Grant planned on joining the military. He wanted to try out for the PJs. While that would be very cool, he would be happy doing just about anything as long as it was far from Forks. He went to the nearest “big” town, Port Angeles, and talked to the Air Force recruiter.
He learned that one of the complications from his birth prevented him from joining. He was born without pectoral muscles on the left side of his chest. The pectoral muscle locks the arm in place when it’s lifting or holding a lot of weight. The lack of a pectoral muscle didn’t affect anything in everyday life except that he couldn’t hold heavy things up easily with his left arm, or do pushups or pull ups.
Grant was disappointed that he couldn’t join the military, but he would be fine with just going to college far away so he could become a white collar guy living in a nice house. Anything as long as it wasn’t in Forks.

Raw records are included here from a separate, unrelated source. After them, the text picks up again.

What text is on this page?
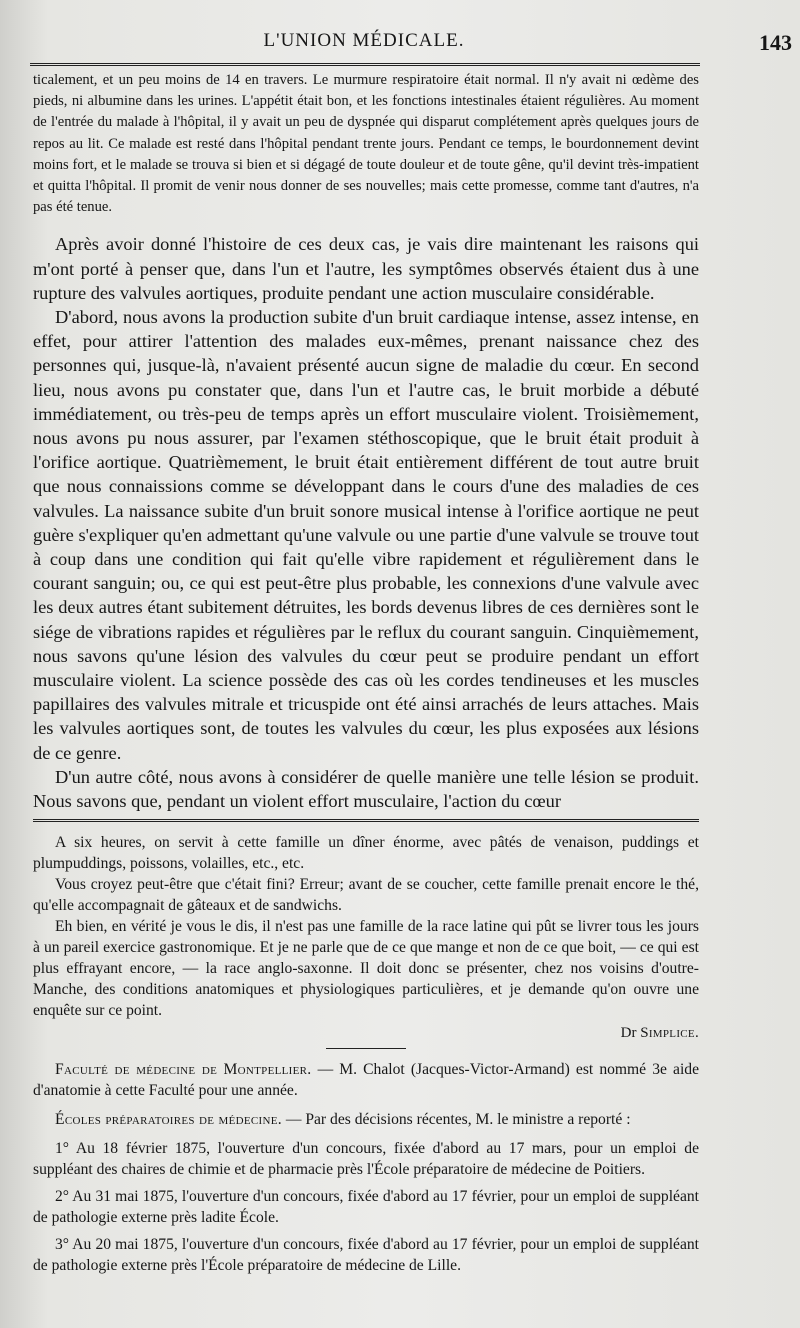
L'UNION MÉDICALE.	143

ticalement, et un peu moins de 14 en travers. Le murmure respiratoire était normal. Il n'y avait ni œdème des pieds, ni albumine dans les urines. L'appétit était bon, et les fonctions intestinales étaient régulières. Au moment de l'entrée du malade à l'hôpital, il y avait un peu de dyspnée qui disparut complétement après quelques jours de repos au lit. Ce malade est resté dans l'hôpital pendant trente jours. Pendant ce temps, le bourdonnement devint moins fort, et le malade se trouva si bien et si dégagé de toute douleur et de toute gêne, qu'il devint très-impatient et quitta l'hôpital. Il promit de venir nous donner de ses nouvelles; mais cette promesse, comme tant d'autres, n'a pas été tenue.

Après avoir donné l'histoire de ces deux cas, je vais dire maintenant les raisons qui m'ont porté à penser que, dans l'un et l'autre, les symptômes observés étaient dus à une rupture des valvules aortiques, produite pendant une action musculaire considérable.

D'abord, nous avons la production subite d'un bruit cardiaque intense, assez intense, en effet, pour attirer l'attention des malades eux-mêmes, prenant naissance chez des personnes qui, jusque-là, n'avaient présenté aucun signe de maladie du cœur. En second lieu, nous avons pu constater que, dans l'un et l'autre cas, le bruit morbide a débuté immédiatement, ou très-peu de temps après un effort musculaire violent. Troisièmement, nous avons pu nous assurer, par l'examen stéthoscopique, que le bruit était produit à l'orifice aortique. Quatrièmement, le bruit était entièrement différent de tout autre bruit que nous connaissions comme se développant dans le cours d'une des maladies de ces valvules. La naissance subite d'un bruit sonore musical intense à l'orifice aortique ne peut guère s'expliquer qu'en admettant qu'une valvule ou une partie d'une valvule se trouve tout à coup dans une condition qui fait qu'elle vibre rapidement et régulièrement dans le courant sanguin; ou, ce qui est peut-être plus probable, les connexions d'une valvule avec les deux autres étant subitement détruites, les bords devenus libres de ces dernières sont le siége de vibrations rapides et régulières par le reflux du courant sanguin. Cinquièmement, nous savons qu'une lésion des valvules du cœur peut se produire pendant un effort musculaire violent. La science possède des cas où les cordes tendineuses et les muscles papillaires des valvules mitrale et tricuspide ont été ainsi arrachés de leurs attaches. Mais les valvules aortiques sont, de toutes les valvules du cœur, les plus exposées aux lésions de ce genre.

D'un autre côté, nous avons à considérer de quelle manière une telle lésion se produit. Nous savons que, pendant un violent effort musculaire, l'action du cœur

A six heures, on servit à cette famille un dîner énorme, avec pâtés de venaison, puddings et plumpuddings, poissons, volailles, etc., etc.

Vous croyez peut-être que c'était fini? Erreur; avant de se coucher, cette famille prenait encore le thé, qu'elle accompagnait de gâteaux et de sandwichs.

Eh bien, en vérité je vous le dis, il n'est pas une famille de la race latine qui pût se livrer tous les jours à un pareil exercice gastronomique. Et je ne parle que de ce que mange et non de ce que boit, — ce qui est plus effrayant encore, — la race anglo-saxonne. Il doit donc se présenter, chez nos voisins d'outre-Manche, des conditions anatomiques et physiologiques particulières, et je demande qu'on ouvre une enquête sur ce point.

Dr Simplice.

Faculté de médecine de Montpellier. — M. Chalot (Jacques-Victor-Armand) est nommé 3e aide d'anatomie à cette Faculté pour une année.

Écoles préparatoires de médecine. — Par des décisions récentes, M. le ministre a reporté :

1° Au 18 février 1875, l'ouverture d'un concours, fixée d'abord au 17 mars, pour un emploi de suppléant des chaires de chimie et de pharmacie près l'École préparatoire de médecine de Poitiers.

2° Au 31 mai 1875, l'ouverture d'un concours, fixée d'abord au 17 février, pour un emploi de suppléant de pathologie externe près ladite École.

3° Au 20 mai 1875, l'ouverture d'un concours, fixée d'abord au 17 février, pour un emploi de suppléant de pathologie externe près l'École préparatoire de médecine de Lille.
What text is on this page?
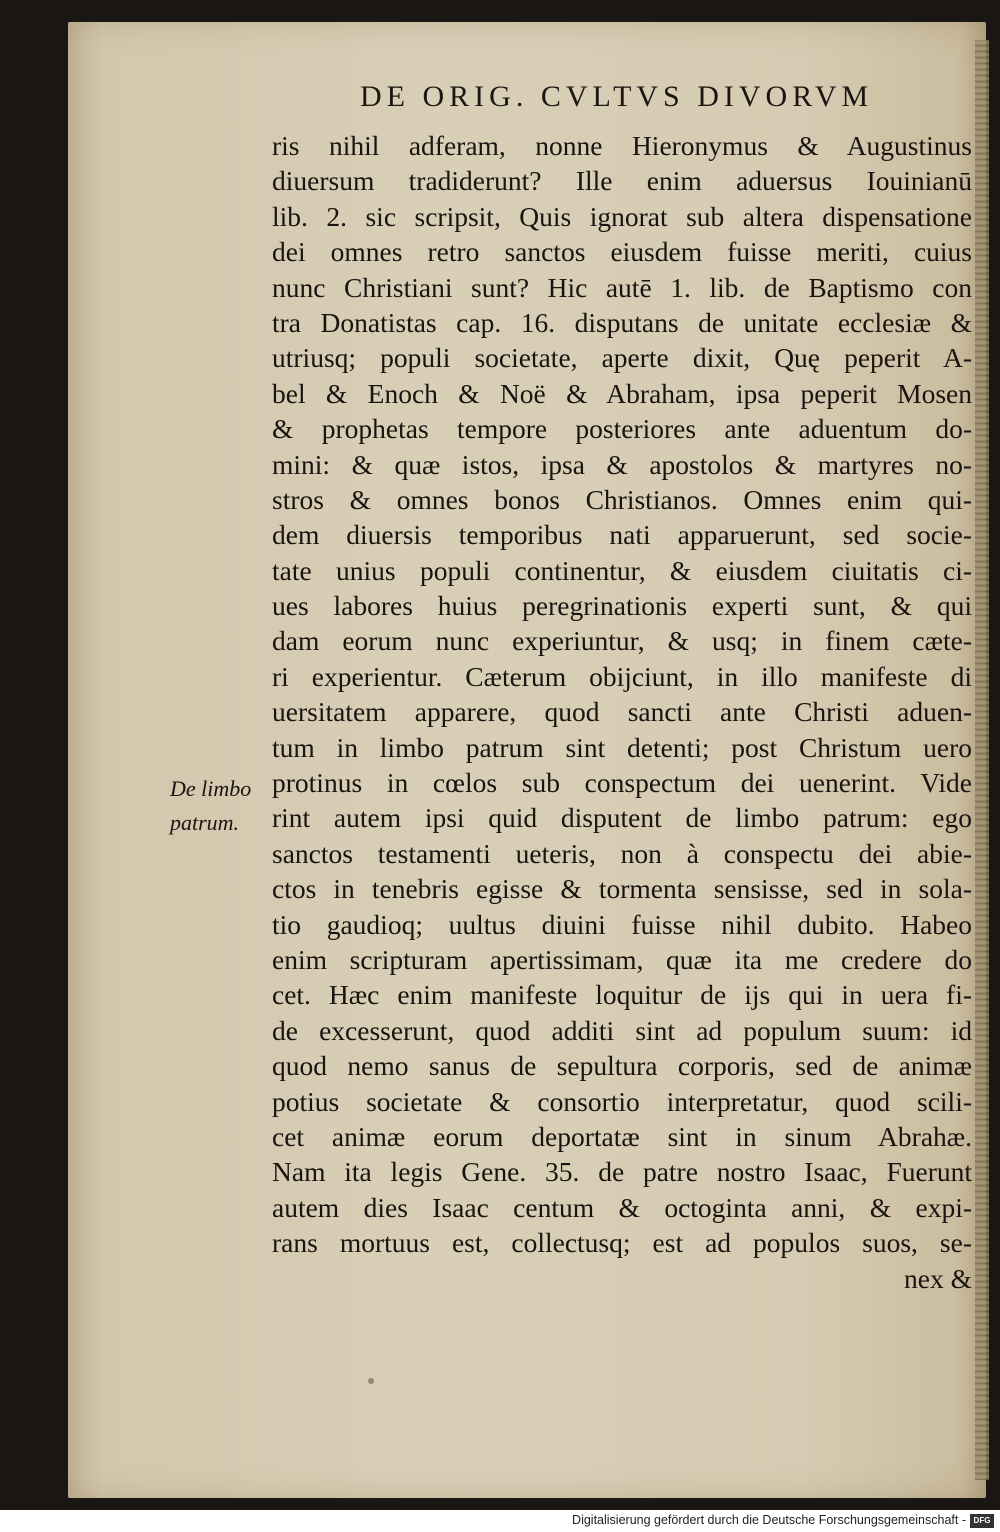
DE ORIG. CVLTVS DIVORVM
De limbo
patrum.
ris nihil adferam, nonne Hieronymus & Augustinus
diuersum tradiderunt? Ille enim aduersus Iouinianū
lib. 2. sic scripsit, Quis ignorat sub altera dispensatione
dei omnes retro sanctos eiusdem fuisse meriti, cuius
nunc Christiani sunt? Hic autē 1. lib. de Baptismo con
tra Donatistas cap. 16. disputans de unitate ecclesiæ &
utriusq; populi societate, aperte dixit, Quę peperit A-
bel & Enoch & Noë & Abraham, ipsa peperit Mosen
& prophetas tempore posteriores ante aduentum do-
mini: & quæ istos, ipsa & apostolos & martyres no-
stros & omnes bonos Christianos. Omnes enim qui-
dem diuersis temporibus nati apparuerunt, sed socie-
tate unius populi continentur, & eiusdem ciuitatis ci-
ues labores huius peregrinationis experti sunt, & qui
dam eorum nunc experiuntur, & usq; in finem cæte-
ri experientur. Cæterum obijciunt, in illo manifeste di
uersitatem apparere, quod sancti ante Christi aduen-
tum in limbo patrum sint detenti; post Christum uero
protinus in cœlos sub conspectum dei uenerint. Vide
rint autem ipsi quid disputent de limbo patrum: ego
sanctos testamenti ueteris, non à conspectu dei abie-
ctos in tenebris egisse & tormenta sensisse, sed in sola-
tio gaudioq; uultus diuini fuisse nihil dubito. Habeo
enim scripturam apertissimam, quæ ita me credere do
cet. Hæc enim manifeste loquitur de ijs qui in uera fi-
de excesserunt, quod additi sint ad populum suum: id
quod nemo sanus de sepultura corporis, sed de animæ
potius societate & consortio interpretatur, quod scili-
cet animæ eorum deportatæ sint in sinum Abrahæ.
Nam ita legis Gene. 35. de patre nostro Isaac, Fuerunt
autem dies Isaac centum & octoginta anni, & expi-
rans mortuus est, collectusq; est ad populos suos, se-
nex &
Digitalisierung gefördert durch die Deutsche Forschungsgemeinschaft - DFG
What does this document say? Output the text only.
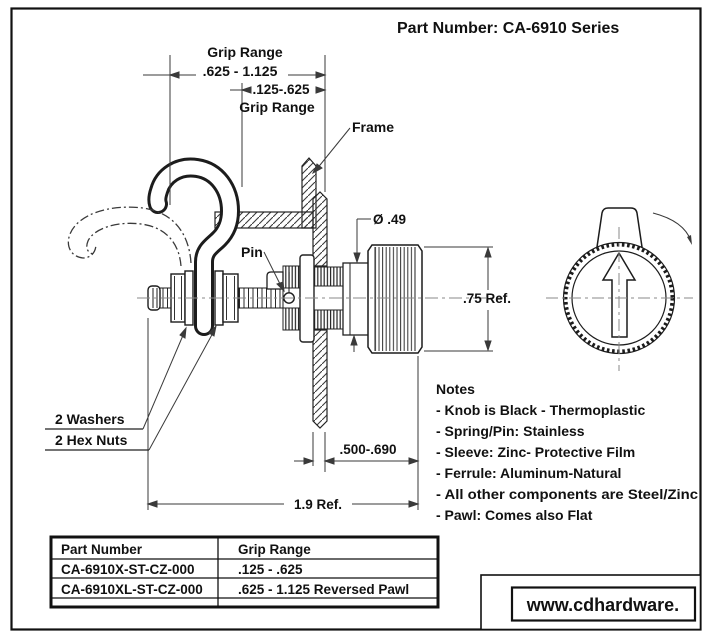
Part Number: CA-6910 Series
Grip Range
.625 - 1.125
.125-.625
Grip Range
Frame
Pin
Ø .49
.75 Ref.
2 Washers
2 Hex Nuts
.500-.690
1.9 Ref.
Notes
- Knob is Black - Thermoplastic
- Spring/Pin: Stainless
- Sleeve: Zinc- Protective Film
- Ferrule: Aluminum-Natural
- All other components are Steel/Zinc
- Pawl: Comes also Flat
Part Number	Grip Range
CA-6910X-ST-CZ-000	.125 - .625
CA-6910XL-ST-CZ-000	.625 - 1.125 Reversed Pawl
www.cdhardware.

Another CAP experience shaped Grant and directly contributed to how he handled future big events. During Grant’s senior year of high school, he earned his way, along with Steve, onto the elite statewide CAP search team called Squadron 3. There were six cadets on the team out of the 1,000 or so in the state, although only about a hundred tried out for the team. But still, they were elite. A loser like Grant had never been “elite” before. It was awesome.
While he was pretty good at the search and rescue things like land navigation, he wondered why he got into Squadron 3. There were guys in Squadron 3 who were way better than him at the technical aspects of search and rescue. He asked their commander, the former PJ, Capt. Smithson, what Grant did to get selected for the Squadron 3.
“You remember,” Capt. Smithson asked Grant, “the land navigation final course where your team carried a team member in a stretcher for six miles through the woods?” Capt. Smithson was smiling.
“Yes, sir,” Grant said. He thought for a while but was embarrassed to say what was true. Finally, Grant said, “I was leading the team but I made a wrong turn at the ridge and we came in second. I thought I wouldn’t make the team for that.”
“Oh, yeah, that wasn’t good,” Capt. Smithson said. “I’d forgotten about the wrong turn. But do you remember what you did when you got back to base, Matson?”
“Not really, sir,” Grant said. Then he thought some more.
“Well, I went back out, linked up with the teams that were still running the course and encouraged them.”
Capt. Smithson was smiling even wider then. “Exactly,” he said. “You went back out and motivated the others. You were cracking jokes and getting them focused on getting the job done. That’s why you’re in Squadron 3. You’re a born leader, Matson.”
Later in life, Grant would understand why he went back out to motivate the stragglers. He knew what it was like to come in last and he felt for the guys who didn’t come in first. He wanted all of them to make it across the finish line with their chins up high.